Don’t Be Caught Unprepared for a Wake-Up Test
Sarah Merritt MD
Peter Rock MD, MBA
Laurel E. Moore MD
You are about to induce anesthesia on a 15-year-old girl for a thoracolumbar fusion when the surgeon casually mentions that, given the degree of kyphoscoliosis, a wake-up test might be required intraoperatively. Yikes! How does this affect your preoperative discussion with the child (and her parents) and your intraoperative management?
A wake-up test is one of several monitoring methods used to evaluate brain and spinal cord function during general anesthesia. The wake-up test allows an intraoperative neurologic examination, which is useful during surgery that may cause reversible central nervous system (CNS) injury. Wake-up tests are traditionally associated with scoliosis procedures during which significant spinal cord distraction may occur. Evoked potential monitoring is commonly performed during these procedures; however, the possibility of false-positive and false-negative results remains. A satisfactory motor response (achieved by asking the patient to “wiggle your toes” or “squeeze my fingers”) during a wake-up test reassures that both afferent and efferent spinal cord pathways are intact. Furthermore, a wake-up test is indicated in patients with persistent suppression of their evoked potentials despite correction of any identifiable cause and in cases of technical failure. Wake-up tests are rarely done during craniotomy when eloquent regions of brain are at risk (e.g., speech or motor regions). This subtopic is discussed more fully in Chapter 136.
The anesthesia provider must recognize that the potential complications of intraoperative wake-up testing are generally related to overzealous patient movement. These include injury to the patient, injury to operating room personnel, and dislodgement of monitors, intravenous lines, or airway equipment. Patient awareness of the wake-up test postoperatively is not necessarily an adverse event unless it is accompanied by awareness of discomfort. It is imperative that the anesthesiologist and patient discuss the wake-up test during the preoperative evaluation, both to acquire informed consent and to decrease potential for undesired patient movement. Patients should be reassured that the wake up will be brief, with maximum attention to their comfort level, and that recall of the wake-up test is possible but not likely.

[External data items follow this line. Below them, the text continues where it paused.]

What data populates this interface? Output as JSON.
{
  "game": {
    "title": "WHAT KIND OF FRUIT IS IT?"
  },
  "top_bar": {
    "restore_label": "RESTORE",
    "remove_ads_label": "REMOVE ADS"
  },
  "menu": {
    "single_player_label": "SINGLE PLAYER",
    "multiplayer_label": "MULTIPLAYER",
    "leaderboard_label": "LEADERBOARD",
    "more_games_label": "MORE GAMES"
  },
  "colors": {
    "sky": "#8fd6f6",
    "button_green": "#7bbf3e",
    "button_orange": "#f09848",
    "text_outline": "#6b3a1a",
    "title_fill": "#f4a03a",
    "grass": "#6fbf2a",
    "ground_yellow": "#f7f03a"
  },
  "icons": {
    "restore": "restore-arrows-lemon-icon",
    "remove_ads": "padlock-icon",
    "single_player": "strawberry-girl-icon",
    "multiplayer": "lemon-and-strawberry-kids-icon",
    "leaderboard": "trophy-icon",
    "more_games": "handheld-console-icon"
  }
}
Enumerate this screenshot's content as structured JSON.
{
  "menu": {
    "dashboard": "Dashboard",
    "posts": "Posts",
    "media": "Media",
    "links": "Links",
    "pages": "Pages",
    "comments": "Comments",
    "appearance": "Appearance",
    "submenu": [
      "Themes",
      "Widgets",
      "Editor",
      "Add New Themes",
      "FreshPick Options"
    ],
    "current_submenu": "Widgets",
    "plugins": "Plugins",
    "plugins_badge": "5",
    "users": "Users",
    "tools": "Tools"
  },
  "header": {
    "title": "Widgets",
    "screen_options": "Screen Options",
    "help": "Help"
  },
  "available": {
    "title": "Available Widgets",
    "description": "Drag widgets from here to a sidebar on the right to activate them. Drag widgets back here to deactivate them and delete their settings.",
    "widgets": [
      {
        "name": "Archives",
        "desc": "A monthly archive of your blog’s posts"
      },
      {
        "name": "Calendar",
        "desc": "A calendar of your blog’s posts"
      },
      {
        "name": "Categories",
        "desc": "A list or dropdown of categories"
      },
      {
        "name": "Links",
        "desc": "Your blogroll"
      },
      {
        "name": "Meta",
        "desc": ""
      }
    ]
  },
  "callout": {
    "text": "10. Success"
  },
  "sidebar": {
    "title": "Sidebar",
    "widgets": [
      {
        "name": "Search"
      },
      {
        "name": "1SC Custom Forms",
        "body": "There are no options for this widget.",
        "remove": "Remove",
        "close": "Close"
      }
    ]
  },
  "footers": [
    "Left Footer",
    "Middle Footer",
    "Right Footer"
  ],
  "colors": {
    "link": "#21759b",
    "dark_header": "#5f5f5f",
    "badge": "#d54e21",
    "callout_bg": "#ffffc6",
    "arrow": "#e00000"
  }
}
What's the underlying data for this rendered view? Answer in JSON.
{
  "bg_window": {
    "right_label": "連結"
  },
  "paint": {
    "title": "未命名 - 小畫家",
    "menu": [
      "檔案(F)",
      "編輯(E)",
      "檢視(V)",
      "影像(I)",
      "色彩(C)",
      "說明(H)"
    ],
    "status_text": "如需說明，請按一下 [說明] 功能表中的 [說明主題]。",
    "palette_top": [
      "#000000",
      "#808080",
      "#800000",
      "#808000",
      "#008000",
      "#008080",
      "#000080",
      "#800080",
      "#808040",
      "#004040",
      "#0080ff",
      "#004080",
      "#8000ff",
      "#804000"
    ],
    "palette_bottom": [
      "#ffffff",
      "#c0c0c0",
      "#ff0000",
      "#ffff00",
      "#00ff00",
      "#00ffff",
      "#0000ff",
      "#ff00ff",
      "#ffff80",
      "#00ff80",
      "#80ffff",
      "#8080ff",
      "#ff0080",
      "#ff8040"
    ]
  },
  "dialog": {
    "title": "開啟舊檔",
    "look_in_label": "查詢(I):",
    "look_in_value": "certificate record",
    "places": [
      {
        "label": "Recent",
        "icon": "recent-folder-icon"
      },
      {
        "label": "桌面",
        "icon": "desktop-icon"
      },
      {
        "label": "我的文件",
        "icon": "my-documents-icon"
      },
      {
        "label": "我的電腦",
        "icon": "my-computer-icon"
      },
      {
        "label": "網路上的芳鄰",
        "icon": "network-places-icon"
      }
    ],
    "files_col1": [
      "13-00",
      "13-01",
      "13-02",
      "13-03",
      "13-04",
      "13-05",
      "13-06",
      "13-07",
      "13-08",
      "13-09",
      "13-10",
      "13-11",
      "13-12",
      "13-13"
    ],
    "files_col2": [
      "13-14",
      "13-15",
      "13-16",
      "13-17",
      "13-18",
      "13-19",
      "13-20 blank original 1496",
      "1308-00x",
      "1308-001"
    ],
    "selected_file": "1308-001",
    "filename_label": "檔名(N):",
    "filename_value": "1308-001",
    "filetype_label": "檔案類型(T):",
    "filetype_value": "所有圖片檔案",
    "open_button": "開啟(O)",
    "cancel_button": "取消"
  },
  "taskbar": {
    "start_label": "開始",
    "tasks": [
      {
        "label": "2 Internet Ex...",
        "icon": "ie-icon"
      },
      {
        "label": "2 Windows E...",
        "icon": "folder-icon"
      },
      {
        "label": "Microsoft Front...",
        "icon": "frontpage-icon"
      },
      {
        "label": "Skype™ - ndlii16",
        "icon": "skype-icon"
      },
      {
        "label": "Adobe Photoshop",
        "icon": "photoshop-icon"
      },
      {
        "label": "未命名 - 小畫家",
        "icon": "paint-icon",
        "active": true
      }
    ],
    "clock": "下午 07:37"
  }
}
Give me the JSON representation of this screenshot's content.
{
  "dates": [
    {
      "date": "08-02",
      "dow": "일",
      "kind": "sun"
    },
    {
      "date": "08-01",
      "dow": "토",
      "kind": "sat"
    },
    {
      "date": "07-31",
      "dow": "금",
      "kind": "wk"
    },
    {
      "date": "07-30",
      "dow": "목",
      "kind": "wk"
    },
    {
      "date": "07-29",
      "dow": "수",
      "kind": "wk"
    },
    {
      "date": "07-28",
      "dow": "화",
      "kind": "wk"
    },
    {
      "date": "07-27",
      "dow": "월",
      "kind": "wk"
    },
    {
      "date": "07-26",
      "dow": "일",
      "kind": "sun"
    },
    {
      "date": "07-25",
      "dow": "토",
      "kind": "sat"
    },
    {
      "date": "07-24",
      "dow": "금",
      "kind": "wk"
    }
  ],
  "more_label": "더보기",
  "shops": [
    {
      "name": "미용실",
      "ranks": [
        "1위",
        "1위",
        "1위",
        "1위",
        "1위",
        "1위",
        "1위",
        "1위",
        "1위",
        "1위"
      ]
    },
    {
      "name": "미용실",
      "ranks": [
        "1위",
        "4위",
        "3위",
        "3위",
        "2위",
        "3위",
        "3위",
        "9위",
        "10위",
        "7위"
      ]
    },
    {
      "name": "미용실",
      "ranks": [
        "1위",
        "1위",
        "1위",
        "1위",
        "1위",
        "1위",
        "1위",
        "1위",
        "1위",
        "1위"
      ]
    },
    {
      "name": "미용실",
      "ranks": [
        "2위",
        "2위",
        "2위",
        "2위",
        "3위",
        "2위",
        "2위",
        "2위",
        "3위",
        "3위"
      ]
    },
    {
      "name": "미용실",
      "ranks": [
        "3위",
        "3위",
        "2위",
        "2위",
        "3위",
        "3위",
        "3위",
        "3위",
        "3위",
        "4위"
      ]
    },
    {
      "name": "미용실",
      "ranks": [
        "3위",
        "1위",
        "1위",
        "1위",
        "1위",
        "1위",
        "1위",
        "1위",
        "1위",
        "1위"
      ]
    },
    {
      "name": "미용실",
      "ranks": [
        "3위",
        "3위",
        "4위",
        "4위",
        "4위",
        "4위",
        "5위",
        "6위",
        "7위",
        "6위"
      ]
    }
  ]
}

In addition to discussing the plan with the patient, the anesthetic regimen should be chosen to facilitate a rapid and smooth emergence for the wake-up test. The earliest anesthetic techniques combined nitrous oxide, opioid, and a volatile anesthetic, allowing for rapid awakening. Since then, there has been some evolution in what is considered the optimum anesthetic technique for major neurosurgical procedures, driven by the use of more sophisticated intraoperative monitoring techniques. For example, motorevoked potentials (MEPs) are rapidly becoming the standard of care for major spine surgery. Unfortunately, transcranial MEPs are exquisitely sensitive to volatile anesthetics; thus, total intravenous anesthesia (TIVA), with some combination of propofol, ketamine, and opioid, is generally believed to provide the best MEP recordings under general anesthesia. Unfortunately, wake up from such an anesthetic may be prolonged. One recent trial compared two anesthetic techniques for wake-up testing and showed volatile anesthetic plus opioid (desflurane and remifentanil) allowed patient reawakening more rapidly than TIVA (propofol infusion with remifentanil or sufentanil).